A diocese de Prizen incluía todo o território do Kosovo e, dada a história dessa província durante o século que quase coincidiu com a sua vida, os trinta e três anos em que dela se ocupou acentuaram nele um traço comum a muitos ortodoxos sérvios: a identificação quase integral de fé religiosa e sentimento patriótico.
O seu predecessor tivera que desenvolver considerável actividade diplomática ao lidar com as autoridades comunistas de Belgrado (era um comunismo diferente do da União Soviética mas era comunismo) mas as dificuldades com que o patriarca Pavle se confrontou quando a Federação Jugoslava se dissolveu foram provação muito maior. Homem virtuoso e atento aos pobres, recusou-se sempre a ter automóvel dizendo que não compraria um até que todas as famílias de Kosovo e Metohija, sérvias ou albanesas, tivessem um também.

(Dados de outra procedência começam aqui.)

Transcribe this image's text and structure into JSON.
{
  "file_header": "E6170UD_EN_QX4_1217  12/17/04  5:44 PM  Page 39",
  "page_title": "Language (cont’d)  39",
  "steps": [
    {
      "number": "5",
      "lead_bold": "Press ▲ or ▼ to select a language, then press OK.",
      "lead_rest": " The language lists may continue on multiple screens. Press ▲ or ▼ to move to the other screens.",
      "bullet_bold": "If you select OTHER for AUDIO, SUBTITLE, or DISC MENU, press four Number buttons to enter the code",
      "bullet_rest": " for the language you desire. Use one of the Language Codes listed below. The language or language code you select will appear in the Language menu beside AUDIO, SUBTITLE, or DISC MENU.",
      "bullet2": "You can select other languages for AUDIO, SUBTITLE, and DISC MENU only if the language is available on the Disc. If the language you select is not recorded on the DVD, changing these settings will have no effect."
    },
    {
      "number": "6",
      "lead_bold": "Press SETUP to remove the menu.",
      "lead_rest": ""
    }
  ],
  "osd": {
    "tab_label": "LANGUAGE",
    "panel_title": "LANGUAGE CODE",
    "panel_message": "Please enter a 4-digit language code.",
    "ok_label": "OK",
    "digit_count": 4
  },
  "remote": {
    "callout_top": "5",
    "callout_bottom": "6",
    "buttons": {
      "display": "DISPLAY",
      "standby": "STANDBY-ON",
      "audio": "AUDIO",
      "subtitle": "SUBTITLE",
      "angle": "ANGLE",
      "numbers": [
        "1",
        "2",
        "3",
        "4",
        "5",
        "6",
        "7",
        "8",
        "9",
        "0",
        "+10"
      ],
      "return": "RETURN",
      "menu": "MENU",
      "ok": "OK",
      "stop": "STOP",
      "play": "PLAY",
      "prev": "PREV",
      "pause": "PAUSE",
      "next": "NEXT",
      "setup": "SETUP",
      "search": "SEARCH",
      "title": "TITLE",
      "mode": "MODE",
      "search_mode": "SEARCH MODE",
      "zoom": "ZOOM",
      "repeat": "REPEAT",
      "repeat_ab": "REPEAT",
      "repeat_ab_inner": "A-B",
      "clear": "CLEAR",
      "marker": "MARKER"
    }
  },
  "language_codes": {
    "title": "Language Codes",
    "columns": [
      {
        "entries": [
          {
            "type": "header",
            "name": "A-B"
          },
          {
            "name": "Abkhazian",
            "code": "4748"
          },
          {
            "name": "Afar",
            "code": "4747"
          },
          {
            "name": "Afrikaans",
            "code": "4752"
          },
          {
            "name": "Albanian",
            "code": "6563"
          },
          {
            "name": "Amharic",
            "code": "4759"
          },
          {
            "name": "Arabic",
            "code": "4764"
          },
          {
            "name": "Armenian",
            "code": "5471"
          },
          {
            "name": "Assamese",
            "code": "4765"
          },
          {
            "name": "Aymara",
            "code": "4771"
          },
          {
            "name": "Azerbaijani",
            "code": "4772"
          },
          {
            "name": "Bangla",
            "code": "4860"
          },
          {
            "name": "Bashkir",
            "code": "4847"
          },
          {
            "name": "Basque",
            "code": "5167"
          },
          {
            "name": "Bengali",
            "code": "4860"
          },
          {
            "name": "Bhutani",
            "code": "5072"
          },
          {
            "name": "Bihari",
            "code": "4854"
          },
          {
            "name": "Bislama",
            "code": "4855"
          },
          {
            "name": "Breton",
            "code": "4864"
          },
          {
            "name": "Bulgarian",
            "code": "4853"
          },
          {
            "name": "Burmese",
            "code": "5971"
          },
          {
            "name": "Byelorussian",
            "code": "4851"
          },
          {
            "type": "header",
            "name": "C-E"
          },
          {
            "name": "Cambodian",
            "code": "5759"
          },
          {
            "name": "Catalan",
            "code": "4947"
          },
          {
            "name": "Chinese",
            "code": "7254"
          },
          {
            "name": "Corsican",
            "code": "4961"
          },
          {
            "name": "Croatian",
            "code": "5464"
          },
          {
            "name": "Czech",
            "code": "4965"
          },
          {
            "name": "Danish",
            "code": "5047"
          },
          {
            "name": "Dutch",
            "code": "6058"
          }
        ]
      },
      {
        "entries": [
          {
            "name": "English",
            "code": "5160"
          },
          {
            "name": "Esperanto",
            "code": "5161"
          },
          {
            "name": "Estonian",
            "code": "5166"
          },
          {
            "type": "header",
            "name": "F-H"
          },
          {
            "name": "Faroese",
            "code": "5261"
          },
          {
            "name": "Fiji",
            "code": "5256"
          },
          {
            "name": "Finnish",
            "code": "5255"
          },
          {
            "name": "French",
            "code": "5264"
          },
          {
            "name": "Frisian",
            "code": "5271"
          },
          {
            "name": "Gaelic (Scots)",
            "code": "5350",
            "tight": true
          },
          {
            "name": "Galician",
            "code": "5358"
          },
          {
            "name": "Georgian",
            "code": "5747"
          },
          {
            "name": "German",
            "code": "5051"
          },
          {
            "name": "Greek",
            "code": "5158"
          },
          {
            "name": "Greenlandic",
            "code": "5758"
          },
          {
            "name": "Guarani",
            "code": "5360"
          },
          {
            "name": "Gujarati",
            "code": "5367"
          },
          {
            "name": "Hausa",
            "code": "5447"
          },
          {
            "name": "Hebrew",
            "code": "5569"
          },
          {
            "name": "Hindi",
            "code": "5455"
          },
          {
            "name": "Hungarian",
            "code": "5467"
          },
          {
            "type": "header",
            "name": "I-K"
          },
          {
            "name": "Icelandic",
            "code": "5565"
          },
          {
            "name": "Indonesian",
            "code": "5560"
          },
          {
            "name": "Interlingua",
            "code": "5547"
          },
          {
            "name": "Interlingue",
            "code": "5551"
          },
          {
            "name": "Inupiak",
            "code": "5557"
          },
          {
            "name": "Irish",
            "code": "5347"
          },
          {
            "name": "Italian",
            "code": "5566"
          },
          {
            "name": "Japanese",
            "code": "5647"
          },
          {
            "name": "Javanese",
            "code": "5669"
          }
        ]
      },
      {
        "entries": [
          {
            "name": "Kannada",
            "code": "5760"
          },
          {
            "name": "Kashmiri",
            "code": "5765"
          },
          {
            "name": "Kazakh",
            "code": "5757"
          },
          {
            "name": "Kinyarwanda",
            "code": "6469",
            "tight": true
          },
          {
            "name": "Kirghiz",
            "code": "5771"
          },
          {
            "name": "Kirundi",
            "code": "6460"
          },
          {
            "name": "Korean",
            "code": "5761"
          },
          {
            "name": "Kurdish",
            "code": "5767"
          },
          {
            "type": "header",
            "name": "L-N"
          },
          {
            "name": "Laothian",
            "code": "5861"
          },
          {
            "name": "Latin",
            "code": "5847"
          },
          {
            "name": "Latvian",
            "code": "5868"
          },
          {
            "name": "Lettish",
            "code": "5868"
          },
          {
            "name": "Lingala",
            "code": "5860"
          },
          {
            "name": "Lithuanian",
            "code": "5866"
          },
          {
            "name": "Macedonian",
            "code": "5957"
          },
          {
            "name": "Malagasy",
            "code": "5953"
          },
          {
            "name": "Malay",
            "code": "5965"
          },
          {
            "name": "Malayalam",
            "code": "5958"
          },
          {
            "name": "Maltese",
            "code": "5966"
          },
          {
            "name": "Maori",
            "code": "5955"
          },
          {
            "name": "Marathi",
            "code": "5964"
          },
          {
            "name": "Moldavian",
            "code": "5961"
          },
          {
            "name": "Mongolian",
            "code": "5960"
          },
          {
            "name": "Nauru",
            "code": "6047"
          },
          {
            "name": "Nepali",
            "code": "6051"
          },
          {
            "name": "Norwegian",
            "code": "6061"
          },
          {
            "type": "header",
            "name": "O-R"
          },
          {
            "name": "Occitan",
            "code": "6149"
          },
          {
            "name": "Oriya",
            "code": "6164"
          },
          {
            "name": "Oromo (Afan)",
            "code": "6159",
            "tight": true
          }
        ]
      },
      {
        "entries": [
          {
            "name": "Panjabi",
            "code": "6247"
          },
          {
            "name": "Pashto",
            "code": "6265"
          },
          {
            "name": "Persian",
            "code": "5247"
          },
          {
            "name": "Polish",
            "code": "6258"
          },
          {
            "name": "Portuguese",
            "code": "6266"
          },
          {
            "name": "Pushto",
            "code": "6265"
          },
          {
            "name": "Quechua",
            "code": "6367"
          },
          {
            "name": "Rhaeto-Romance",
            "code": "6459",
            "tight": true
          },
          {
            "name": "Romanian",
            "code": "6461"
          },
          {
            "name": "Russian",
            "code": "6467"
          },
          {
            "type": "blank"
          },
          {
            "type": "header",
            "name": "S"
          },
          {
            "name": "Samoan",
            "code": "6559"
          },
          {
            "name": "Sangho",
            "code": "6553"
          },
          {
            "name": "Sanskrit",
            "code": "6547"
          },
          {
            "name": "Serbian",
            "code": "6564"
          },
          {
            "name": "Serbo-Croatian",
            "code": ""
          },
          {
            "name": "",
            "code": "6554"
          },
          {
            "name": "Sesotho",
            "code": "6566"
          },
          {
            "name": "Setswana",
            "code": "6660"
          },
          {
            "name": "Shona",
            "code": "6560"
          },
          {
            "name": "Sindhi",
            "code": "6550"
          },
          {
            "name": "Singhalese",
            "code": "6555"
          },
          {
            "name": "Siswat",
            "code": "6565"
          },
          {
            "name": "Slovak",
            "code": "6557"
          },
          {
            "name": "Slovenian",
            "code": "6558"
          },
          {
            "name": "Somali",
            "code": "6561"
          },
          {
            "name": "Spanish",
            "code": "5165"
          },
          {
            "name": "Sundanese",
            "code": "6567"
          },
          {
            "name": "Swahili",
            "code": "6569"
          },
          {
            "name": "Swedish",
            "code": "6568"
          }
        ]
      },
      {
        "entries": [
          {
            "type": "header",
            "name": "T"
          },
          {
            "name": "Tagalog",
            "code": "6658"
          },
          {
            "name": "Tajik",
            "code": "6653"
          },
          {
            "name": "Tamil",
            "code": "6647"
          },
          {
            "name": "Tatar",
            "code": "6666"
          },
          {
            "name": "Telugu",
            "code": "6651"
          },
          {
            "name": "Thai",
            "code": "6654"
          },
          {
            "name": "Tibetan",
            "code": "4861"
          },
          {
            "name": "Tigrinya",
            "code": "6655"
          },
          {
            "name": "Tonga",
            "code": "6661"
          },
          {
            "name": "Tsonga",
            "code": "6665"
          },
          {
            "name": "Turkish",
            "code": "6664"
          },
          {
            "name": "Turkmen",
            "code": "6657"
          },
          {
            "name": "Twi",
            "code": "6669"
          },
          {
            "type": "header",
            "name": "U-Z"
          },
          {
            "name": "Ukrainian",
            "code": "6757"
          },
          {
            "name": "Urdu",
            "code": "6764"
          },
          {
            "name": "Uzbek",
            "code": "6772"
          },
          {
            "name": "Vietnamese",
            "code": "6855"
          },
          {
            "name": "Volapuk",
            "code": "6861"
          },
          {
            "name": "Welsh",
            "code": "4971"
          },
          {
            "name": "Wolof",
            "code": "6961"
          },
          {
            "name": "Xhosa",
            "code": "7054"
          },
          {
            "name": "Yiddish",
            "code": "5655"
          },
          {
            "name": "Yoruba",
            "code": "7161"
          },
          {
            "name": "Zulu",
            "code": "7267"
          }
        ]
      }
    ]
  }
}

Teólogo altamente considerado, autor de escritos litúrgicos importantes, organizador da primeira tradução do Novo Testamento em servo-croata aprovada pela Igreja Ortodoxa Sérvia, viu-se apanhado no torvelinho de razões e paixões do ramalhete de guerras civis e religiosas que brotaram da dissolução da Jugoslávia e alinharam católicos croatas contra sérvios ortodoxos e qualquer deles (às vezes os dois juntos) contra muçulmanos da Bósnia-Herzegovina. As razões principais dessas guerras estavam longe de ser religiosas mas políticos oportunistas procuraram - e muitas vezes obtiveram - apoio de homens de Deus igualmente apossados de patriotismo fanático que em vez de contribuírem para a pacificação dos conflitos os exacerbaram. Houve-os dos três lados, como dos três lados houve outros homens de Deus que tentaram conservar ou recuperar a paz.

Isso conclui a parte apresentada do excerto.